Both of them operating on it. So it will be the case where the String is under manipulation by both of the thread so it won't remain in consistent state.
So.
StringBuffer is designed to be thread-safe and all public methods in StringBuffer are synchronized. StringBuilder does not handle thread-safety issue and none of its methods is synchronized.
StringBuilder has better performance than StringBuffer under most circumstances.
Use the new StringBuilder wherever possible.
For more on concurrency refer this
I think you can use StringBuilder in both cases, but be very aware in multithreaded programs. Synchronization at StringBuffer method level is not useful when you must do more operations on such string (think of it like on database transactions) like delete 3 chars at beginning, then delete 3 chars at end, and compare it with something. Even when such delete operations are synchronized (thus atomic) you can have:
first thread can get such string, and delete 3 chars at beginning
second thread get such string and delete 3 chars at beginning
string is not in consistent state (6 chars deleted from beginning)
You should synchronize access to such variables on your method level, not relying on StringBuffer method synchronization. Using StringBuffer you will have two levels of synchronizations while with StringBuilder you will have only your own synchronization.
Mu;ltiple threads is like running parts of the same program at the same time sharing the same data.
A typical example is that when the program needs to do a long calculation, it can create a separate thread to do the calculation in the background and keep reacting to user input on the main thread.
The problem with multiple threads is that since they are running at the same time, and you do not really now what they are doing, since they can make their own decisions, it becomes dngerous to rely that certain actions on the shared data are always done in a certain order.
There a re various techniques of deqling with thqt, one is the synchronize key to qllow synchronous access. This means that one thread blocks access to an Object while it is busy so when the other threads want to get access, they have to wait.
So that's what meant with that StringBuffer is synchronous, it will block access to toher threads when one thread is updating it.

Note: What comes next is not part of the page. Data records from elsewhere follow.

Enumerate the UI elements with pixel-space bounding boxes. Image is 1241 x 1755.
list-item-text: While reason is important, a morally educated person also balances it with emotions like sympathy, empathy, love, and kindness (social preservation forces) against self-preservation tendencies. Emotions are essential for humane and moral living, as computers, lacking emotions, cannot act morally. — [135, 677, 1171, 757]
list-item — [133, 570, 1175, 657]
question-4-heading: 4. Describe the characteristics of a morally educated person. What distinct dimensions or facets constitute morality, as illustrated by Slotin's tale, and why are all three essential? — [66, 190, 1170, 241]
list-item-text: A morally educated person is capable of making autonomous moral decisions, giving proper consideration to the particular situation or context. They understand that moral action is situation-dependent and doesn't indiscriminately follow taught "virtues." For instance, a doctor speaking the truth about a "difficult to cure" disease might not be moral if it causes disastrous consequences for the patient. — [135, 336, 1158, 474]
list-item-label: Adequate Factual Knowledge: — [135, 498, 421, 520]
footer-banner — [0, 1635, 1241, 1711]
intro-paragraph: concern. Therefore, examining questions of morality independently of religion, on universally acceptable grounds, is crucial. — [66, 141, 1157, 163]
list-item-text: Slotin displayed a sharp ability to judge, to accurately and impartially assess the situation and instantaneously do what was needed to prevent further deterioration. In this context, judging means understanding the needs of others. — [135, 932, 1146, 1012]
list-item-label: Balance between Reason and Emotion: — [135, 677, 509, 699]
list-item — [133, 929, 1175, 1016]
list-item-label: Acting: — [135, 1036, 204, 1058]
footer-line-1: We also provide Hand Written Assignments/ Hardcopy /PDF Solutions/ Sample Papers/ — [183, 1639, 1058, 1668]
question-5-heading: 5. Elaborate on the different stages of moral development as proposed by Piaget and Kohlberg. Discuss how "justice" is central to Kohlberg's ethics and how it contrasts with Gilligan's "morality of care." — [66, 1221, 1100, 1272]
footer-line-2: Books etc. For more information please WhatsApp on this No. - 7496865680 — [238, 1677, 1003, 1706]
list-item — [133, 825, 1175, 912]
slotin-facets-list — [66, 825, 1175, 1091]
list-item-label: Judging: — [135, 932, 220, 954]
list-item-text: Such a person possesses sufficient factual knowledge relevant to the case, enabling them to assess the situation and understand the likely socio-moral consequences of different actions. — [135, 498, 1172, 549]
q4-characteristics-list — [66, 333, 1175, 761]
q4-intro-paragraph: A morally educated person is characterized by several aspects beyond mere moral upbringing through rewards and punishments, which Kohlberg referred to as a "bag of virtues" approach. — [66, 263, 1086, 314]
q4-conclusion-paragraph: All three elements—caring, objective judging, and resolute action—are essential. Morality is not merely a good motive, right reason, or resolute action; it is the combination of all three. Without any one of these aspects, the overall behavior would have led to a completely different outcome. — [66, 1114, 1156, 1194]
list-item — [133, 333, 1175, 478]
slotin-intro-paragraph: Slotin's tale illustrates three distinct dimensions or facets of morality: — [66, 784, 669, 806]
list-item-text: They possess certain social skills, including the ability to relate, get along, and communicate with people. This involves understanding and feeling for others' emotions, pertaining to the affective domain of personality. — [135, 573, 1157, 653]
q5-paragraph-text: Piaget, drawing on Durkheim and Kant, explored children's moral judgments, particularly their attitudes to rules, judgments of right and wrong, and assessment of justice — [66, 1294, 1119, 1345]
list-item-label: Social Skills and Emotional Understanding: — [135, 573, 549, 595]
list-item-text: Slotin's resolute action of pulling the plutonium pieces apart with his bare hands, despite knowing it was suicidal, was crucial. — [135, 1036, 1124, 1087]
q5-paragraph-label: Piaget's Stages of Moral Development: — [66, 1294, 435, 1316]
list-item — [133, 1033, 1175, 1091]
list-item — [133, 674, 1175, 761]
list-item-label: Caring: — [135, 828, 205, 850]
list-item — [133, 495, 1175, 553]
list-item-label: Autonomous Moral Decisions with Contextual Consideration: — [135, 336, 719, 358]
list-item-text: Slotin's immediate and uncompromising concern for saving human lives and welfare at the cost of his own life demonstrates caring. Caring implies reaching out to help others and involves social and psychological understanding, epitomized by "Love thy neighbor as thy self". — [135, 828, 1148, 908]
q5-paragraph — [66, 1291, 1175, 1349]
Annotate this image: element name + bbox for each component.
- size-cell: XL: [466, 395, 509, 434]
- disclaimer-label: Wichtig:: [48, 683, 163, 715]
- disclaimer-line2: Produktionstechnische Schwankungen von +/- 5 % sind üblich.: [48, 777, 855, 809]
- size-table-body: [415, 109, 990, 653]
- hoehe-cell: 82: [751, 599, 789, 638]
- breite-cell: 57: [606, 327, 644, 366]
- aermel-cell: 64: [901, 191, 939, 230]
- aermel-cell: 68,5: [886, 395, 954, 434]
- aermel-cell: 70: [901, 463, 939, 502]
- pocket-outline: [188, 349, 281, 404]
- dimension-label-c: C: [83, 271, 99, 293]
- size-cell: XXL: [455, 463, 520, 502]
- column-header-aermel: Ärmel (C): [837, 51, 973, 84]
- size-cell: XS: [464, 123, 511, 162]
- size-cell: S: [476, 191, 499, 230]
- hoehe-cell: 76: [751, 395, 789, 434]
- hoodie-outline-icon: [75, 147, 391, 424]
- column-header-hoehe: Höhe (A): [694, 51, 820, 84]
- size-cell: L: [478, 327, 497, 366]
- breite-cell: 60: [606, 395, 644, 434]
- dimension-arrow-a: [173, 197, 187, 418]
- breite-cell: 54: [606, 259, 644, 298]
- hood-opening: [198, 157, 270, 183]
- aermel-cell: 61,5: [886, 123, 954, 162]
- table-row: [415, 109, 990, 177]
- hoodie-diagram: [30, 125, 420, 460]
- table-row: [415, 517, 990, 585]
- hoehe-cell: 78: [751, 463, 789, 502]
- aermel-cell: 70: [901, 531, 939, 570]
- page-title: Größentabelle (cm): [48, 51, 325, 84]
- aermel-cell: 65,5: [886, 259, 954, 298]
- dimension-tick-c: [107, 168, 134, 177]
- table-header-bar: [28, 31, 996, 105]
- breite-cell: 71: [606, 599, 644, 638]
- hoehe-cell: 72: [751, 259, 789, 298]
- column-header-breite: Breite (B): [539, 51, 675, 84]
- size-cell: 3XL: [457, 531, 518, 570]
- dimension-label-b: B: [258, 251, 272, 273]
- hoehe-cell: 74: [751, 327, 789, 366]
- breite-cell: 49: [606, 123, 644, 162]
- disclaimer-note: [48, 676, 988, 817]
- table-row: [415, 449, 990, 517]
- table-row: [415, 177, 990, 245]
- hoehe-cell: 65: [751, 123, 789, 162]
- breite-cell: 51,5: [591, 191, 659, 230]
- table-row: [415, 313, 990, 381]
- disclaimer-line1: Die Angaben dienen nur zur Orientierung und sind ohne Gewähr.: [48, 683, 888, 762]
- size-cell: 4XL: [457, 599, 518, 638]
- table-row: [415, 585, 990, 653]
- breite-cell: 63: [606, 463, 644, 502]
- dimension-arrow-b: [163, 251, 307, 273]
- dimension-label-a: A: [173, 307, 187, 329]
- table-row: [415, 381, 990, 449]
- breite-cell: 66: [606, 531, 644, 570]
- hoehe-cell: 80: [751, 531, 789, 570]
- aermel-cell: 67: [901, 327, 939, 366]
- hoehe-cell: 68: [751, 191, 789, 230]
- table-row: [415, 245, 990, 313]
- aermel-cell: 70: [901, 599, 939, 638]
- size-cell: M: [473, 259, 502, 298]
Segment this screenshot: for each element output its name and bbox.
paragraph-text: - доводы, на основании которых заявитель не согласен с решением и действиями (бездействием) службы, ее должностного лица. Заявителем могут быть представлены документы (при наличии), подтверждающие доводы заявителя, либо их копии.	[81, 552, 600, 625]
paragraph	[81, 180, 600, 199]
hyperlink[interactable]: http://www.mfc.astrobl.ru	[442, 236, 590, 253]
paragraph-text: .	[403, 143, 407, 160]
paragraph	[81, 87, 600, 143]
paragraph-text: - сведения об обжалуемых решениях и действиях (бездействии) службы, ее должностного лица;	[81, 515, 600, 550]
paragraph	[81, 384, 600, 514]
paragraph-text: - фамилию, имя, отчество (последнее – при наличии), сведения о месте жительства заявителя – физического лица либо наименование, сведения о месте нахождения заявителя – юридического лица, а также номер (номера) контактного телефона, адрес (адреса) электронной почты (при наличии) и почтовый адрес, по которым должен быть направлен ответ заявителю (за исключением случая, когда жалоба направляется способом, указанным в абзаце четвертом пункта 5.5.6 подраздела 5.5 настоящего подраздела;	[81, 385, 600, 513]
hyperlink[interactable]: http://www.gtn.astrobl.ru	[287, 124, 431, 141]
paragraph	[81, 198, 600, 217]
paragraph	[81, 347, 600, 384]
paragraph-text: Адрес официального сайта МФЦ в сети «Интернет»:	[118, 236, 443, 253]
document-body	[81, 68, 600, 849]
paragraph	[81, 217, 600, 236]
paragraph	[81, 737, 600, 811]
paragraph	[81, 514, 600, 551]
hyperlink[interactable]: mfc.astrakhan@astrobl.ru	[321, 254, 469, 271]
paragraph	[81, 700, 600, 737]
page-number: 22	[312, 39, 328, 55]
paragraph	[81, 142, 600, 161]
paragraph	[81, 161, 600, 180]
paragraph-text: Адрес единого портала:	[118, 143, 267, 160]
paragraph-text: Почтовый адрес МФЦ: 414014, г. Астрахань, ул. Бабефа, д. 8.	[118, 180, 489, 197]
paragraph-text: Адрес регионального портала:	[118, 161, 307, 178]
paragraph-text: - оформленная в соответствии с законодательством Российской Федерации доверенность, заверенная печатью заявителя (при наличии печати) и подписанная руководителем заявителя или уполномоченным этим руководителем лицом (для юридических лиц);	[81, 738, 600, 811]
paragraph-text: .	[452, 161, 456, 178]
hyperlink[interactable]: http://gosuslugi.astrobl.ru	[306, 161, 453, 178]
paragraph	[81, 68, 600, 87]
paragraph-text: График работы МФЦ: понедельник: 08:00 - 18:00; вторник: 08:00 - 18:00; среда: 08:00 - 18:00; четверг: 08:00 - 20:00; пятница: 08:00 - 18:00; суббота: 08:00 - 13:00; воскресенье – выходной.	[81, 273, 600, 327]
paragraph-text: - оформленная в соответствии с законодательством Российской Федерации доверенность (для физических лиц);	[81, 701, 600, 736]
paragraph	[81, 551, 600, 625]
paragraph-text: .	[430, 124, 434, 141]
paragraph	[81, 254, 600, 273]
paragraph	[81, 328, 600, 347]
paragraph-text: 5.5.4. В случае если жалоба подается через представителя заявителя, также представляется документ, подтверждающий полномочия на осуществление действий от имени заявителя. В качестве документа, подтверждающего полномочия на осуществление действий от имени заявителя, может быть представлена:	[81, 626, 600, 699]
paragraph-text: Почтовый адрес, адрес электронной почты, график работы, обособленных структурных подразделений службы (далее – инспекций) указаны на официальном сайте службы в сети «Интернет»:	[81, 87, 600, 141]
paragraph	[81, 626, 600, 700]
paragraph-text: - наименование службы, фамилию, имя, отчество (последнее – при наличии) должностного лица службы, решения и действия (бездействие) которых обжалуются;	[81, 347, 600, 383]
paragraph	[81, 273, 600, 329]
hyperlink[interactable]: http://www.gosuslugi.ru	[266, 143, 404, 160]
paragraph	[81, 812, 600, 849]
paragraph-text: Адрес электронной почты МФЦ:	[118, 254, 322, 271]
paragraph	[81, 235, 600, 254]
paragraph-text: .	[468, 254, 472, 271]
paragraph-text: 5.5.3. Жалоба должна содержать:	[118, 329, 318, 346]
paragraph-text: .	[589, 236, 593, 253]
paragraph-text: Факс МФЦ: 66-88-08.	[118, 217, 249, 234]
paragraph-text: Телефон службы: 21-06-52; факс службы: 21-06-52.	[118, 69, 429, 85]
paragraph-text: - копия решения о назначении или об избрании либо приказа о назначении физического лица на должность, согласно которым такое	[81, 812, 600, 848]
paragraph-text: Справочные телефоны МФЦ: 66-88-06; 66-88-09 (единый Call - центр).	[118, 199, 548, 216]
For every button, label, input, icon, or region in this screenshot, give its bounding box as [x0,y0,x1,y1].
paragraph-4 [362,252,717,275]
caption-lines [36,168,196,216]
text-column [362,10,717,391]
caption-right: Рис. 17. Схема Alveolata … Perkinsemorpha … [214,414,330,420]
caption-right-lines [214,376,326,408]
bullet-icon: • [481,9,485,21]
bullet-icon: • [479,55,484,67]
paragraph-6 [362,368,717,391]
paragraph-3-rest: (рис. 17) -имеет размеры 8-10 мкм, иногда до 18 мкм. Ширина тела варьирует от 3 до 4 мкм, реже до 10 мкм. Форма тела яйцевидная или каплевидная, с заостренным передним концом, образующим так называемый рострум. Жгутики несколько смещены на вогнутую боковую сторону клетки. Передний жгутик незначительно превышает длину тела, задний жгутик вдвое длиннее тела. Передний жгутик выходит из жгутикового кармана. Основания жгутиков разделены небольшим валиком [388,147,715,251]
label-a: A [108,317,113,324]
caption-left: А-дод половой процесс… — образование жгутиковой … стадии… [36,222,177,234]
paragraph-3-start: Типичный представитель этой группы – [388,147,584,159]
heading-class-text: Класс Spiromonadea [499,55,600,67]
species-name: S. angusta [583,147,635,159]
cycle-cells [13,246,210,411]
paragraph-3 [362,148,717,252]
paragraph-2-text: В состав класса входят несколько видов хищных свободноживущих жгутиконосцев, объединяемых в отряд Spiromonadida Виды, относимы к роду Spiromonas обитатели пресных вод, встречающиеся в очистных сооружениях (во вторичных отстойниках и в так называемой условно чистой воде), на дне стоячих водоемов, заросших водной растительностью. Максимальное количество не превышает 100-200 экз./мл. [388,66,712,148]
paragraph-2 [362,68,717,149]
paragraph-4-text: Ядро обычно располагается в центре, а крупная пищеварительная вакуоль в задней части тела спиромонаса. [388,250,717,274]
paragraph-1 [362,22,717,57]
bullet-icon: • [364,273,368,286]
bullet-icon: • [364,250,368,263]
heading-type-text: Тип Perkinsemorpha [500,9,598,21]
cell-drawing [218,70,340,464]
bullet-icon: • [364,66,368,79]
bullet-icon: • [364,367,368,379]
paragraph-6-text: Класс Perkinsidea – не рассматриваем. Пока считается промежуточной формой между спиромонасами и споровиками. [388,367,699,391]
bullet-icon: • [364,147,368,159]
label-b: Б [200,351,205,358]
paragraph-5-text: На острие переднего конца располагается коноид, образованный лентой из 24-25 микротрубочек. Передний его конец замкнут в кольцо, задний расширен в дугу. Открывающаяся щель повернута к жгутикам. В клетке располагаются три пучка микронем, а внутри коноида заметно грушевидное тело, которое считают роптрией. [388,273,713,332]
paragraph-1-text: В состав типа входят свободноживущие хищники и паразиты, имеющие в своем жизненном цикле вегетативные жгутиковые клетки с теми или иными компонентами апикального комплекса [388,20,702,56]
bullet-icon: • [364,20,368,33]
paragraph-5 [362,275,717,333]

Using multiple threads is considered an advanced topic and not all problems have been solved in a satisfactory manner. Relying on 'synchronous' objects to deal with concurrency will not get you very far, because typically you will do updates to multiple objects in a coordinated manner and these must also be synchronized.
My advice : stay away from there until you've read a good book and experimented on exercises. Till then share no data between threads (other than the simplest of signaling flags).